Hacı Bektaş-ı Veli’den selam getirdiğini söyler. Taptuk Emre hünkârımla, görüşmek isterim der.
-Kimsin ey evlat
-Bir garip kulum dervişim.
-Geldin demek evlat. Bana ayan olmuştu. İçin yanar, konuşmakta zorlanırsın değil mi, evlat hele anlat kendini, anlat.
-O göz ki seni gördü, o ruh ki seni istedi, tende ne işi var. Diyen dörtlüğünü söyler Yunus, Taptuk Emre’ye.
-Benden ne istersin evlat der Taptuk Emre.
-Ben gerçek aşkı isterim efendim.
- Sen bu uzun, yola, yolculuğa dayanabilir misin Yunus?
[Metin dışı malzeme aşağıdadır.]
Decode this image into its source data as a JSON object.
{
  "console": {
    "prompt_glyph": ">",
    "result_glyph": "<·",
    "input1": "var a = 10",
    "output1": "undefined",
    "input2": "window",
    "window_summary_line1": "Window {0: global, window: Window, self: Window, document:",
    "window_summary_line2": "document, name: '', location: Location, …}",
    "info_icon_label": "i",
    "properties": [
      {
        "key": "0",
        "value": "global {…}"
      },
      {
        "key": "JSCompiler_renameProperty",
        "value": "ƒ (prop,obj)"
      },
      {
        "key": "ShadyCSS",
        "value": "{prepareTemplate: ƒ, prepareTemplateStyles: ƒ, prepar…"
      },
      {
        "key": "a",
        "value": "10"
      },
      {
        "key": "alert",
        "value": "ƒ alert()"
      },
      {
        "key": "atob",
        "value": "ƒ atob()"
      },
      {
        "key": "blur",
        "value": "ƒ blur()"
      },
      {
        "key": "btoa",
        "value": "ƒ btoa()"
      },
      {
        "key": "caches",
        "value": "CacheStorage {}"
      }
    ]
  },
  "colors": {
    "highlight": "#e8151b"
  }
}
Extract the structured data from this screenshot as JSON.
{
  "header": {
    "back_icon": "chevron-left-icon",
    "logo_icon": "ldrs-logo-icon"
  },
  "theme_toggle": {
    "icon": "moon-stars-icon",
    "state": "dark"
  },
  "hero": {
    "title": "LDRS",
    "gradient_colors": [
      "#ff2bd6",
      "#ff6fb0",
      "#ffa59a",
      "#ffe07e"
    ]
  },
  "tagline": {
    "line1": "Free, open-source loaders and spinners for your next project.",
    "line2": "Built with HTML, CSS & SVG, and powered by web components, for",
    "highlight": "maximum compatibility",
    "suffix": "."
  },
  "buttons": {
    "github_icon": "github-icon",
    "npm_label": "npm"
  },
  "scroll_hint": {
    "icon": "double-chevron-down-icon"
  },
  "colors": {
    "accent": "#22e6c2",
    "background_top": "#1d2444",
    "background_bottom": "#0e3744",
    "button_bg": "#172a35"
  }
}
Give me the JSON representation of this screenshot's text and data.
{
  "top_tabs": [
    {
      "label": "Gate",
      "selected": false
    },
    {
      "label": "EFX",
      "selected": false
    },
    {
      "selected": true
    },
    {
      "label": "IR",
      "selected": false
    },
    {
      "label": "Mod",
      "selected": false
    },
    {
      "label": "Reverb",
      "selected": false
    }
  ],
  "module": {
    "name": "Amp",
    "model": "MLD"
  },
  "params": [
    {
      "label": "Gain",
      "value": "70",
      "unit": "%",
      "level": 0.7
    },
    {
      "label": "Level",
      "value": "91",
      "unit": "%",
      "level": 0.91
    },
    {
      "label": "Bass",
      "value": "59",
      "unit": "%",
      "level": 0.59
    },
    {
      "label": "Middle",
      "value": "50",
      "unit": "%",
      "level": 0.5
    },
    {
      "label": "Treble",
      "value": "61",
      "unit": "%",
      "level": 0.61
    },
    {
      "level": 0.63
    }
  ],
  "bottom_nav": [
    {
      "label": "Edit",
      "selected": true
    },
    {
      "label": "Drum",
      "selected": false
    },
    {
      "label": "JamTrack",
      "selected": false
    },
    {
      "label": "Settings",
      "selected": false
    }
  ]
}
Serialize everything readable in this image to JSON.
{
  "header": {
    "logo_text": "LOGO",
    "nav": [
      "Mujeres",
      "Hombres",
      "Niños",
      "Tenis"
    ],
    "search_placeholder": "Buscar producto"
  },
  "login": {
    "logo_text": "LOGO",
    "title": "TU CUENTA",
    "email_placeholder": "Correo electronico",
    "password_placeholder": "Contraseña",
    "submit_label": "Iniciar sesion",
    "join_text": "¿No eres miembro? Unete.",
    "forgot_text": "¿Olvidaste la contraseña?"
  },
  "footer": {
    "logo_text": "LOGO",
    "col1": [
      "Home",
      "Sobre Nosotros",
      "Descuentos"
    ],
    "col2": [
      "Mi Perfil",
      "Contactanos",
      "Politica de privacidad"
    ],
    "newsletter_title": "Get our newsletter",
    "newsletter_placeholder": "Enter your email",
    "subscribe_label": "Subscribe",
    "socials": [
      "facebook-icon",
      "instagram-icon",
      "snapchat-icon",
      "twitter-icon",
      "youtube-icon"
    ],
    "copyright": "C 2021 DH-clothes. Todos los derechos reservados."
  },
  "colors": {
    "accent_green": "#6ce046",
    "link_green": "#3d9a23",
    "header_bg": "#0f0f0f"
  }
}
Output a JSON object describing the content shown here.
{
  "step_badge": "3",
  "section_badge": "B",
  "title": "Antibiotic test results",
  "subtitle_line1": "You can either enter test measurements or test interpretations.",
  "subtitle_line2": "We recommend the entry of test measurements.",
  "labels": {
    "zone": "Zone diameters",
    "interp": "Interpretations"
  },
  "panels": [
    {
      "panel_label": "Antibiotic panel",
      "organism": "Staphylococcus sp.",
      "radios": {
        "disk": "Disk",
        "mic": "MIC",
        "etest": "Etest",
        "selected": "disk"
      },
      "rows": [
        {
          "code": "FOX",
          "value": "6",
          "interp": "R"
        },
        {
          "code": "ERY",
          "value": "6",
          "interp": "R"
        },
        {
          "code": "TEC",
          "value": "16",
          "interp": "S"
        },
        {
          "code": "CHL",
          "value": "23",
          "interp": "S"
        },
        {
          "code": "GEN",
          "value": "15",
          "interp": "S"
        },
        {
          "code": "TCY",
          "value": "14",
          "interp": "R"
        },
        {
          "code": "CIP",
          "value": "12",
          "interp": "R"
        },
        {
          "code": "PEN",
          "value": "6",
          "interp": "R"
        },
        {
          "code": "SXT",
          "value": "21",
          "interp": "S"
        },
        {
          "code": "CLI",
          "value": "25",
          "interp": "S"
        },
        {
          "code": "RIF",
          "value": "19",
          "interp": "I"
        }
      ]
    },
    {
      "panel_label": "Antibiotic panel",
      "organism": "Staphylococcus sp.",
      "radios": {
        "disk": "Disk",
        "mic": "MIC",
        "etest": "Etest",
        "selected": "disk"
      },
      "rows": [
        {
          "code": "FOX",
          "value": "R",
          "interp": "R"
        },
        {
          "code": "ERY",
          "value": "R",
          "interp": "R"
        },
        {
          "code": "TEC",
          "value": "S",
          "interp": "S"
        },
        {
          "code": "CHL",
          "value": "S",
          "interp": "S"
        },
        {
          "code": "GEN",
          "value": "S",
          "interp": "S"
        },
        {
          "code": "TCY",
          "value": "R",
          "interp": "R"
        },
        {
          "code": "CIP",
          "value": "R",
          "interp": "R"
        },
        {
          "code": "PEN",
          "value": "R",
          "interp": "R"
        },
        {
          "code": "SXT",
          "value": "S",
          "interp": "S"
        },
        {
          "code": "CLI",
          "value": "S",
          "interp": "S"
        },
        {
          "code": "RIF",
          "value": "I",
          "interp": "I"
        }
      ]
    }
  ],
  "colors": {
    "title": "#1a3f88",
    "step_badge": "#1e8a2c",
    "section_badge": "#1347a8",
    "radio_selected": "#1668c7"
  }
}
Der ve devam eder Taptuk Emre
-Sana hırka versinler, emek çek, nasibini al. Dergâha odun taşıyacaksın. Dergâh da iki yunus oldu, senin adın, Yunus Emre olsun.
Yunus senelerce dergâh’a odun taşır, hiçbir eğrisi olmayan odunları. Sırtı yara olur ve durumunu etrafındakilere anlatır. Konu, Taptuk Emre’nin kulağına gider.
Sana bu ince uzun yola dayanamazsın demiştim. Daha olgunlaşmadın Yunus. Sen hala Dünya kokuyorsun, derdin bitmedi, Yunus, der. Hikayeyi burada keseceğim.
Tam 40 yıl, karın tokluğuna çile çekmiştir, aşkı için, Yunus Emre, karın tokluğuna dergâhta.
Şimdi bana kimse, çile çekmeden aşık oldum demesin.
Bana kimse varlık içinde yüzerken, eziyet çektim demesin.
Bana kimse Hasreti yaşamadan, vuslatın tadını çıkardım demesin.
Bizler her sözün cılkını çıkarıyoruz, farkında değiliz. Ve yine bizler damarımıza basıldığında bas, bas bağırıyoruz. Saygılı değiliz.
Ne sevda, ne aşk, ne hasret, ne vuslat, bizde gerçek değerini bulamıyor artık. İşin en kötüsü de Vefanın bizde hiç karşılığı yok artık biliyor musunuz.
Vefa artık İstanbul’da bir semtin adında başka bir şey değil. Sadece bir semtin adı olarak kalmasaydı eğer insanlar, bu kadar bencil olurlar mıydı dersiniz?
Kendileri için yapılanları unuturlar mıydı acaba? Ne dersiniz?